Когда она ушла наверх, Джонатан хлопнул Джоуи по плечу.
— Нью-Йорк, Нью-Йорк! — воскликнул он. — Можем завалиться к родственникам Кейси, если Ник, как обычно, окажется уродом. Они живут где-то в Аппер-Ист-Сайд.
Джоуи все еще был потрясен красотой Дженны. Он встал туда, где стояла она, и ощутил слабый аромат пачулей. Возможность провести в ее близости целые выходные всего лишь благодаря случайному соседству с Джонатаном казалась настоящим чудом.
— Вижу, ты тоже, — сказал Джонатан печально, пожимая ему руку. — И так всю мою недолгую жизнь.
Джоуи почувствовал, как краснеет.
— Не понимаю только, как ты-то вырос таким уродом.
— Знаешь, что говорят о поздних детях? Когда я родился, отцу был пятьдесят один год. За два года его гены непоправимо испортились. Не всем же быть такими красавчиками, как ты.

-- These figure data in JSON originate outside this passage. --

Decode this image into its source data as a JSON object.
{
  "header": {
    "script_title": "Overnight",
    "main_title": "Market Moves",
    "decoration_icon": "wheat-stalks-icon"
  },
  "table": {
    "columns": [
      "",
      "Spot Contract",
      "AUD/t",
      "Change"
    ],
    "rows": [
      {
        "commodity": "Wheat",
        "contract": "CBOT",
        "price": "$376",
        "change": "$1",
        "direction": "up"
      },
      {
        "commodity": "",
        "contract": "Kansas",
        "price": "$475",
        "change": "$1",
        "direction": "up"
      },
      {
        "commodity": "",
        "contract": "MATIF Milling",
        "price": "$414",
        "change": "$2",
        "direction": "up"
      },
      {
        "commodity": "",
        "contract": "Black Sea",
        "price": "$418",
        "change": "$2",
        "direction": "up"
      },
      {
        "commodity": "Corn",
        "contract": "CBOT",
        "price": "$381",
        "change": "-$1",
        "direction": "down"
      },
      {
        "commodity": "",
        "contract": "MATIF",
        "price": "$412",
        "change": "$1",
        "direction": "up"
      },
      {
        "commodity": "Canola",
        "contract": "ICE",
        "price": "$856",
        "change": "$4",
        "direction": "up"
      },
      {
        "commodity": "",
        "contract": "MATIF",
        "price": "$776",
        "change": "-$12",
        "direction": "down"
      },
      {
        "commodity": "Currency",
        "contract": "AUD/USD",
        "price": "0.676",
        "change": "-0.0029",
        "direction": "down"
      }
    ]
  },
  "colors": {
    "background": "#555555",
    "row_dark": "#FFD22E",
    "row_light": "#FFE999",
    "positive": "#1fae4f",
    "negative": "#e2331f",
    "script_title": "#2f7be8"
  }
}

— Не знал, что у тебя такие предпочтения.
— Это какие? Красота мне нравится в девушках, как и положено.
— Пошел ты, богатей.
— Милашка, милашка!
— Да пошел ты. Давай-ка я надеру тебе задницу в аэрохоккее.
— Главное, самой задницы не касайся.
Несмотря на угрозу Тамары, религиозных поучений или назойливого родительского вмешательства Джоуи испытать почти не пришлось. Они с Джонатаном устроились на откидных креслах в домашнем кинотеатре напротив восьмифутового экрана и до четырех утра смотрели какую-то ерунду по телевизору и подкалывали друг друга насчет гомосексуальности. Когда они проснулись в праздничное утро, в дом уже прибыла толпа родственников. Джонатан должен был с ними общаться, и Джоуи принялся фланировать по шикарным комнатам, как молекула гелия, пытаясь хотя бы мельком увидеть Дженну. Предстоящая поездка в Нью-Йорк, которую почему-то одобрил ее бойфренд, была словно деньги в банке: у него будет как минимум два долгих автомобильных путешествия, чтобы произвести на нее впечатление. Пока что он хотел привыкнуть к ее красоте. На ней было скромное, дружелюбное платье с высоким горлом и то ли чрезвычайно искусно наложенный макияж, то ли полное его отсутствие. Он отметил ее хорошие манеры, которые проявлялись в терпеливом обращении с лысыми дядюшками и обколотыми ботоксом тетушками, которым явно было о чем с ней поговорить.
Перед ужином он ускользнул в свою спальню, чтобы позвонить в Сент-Пол. Конни звонить не хотелось: в отличие от осени, теперь ему было стыдно за их сальные разговоры. Другое дело — родители, пусть даже и из-за чеков матери, которые он обналичивал.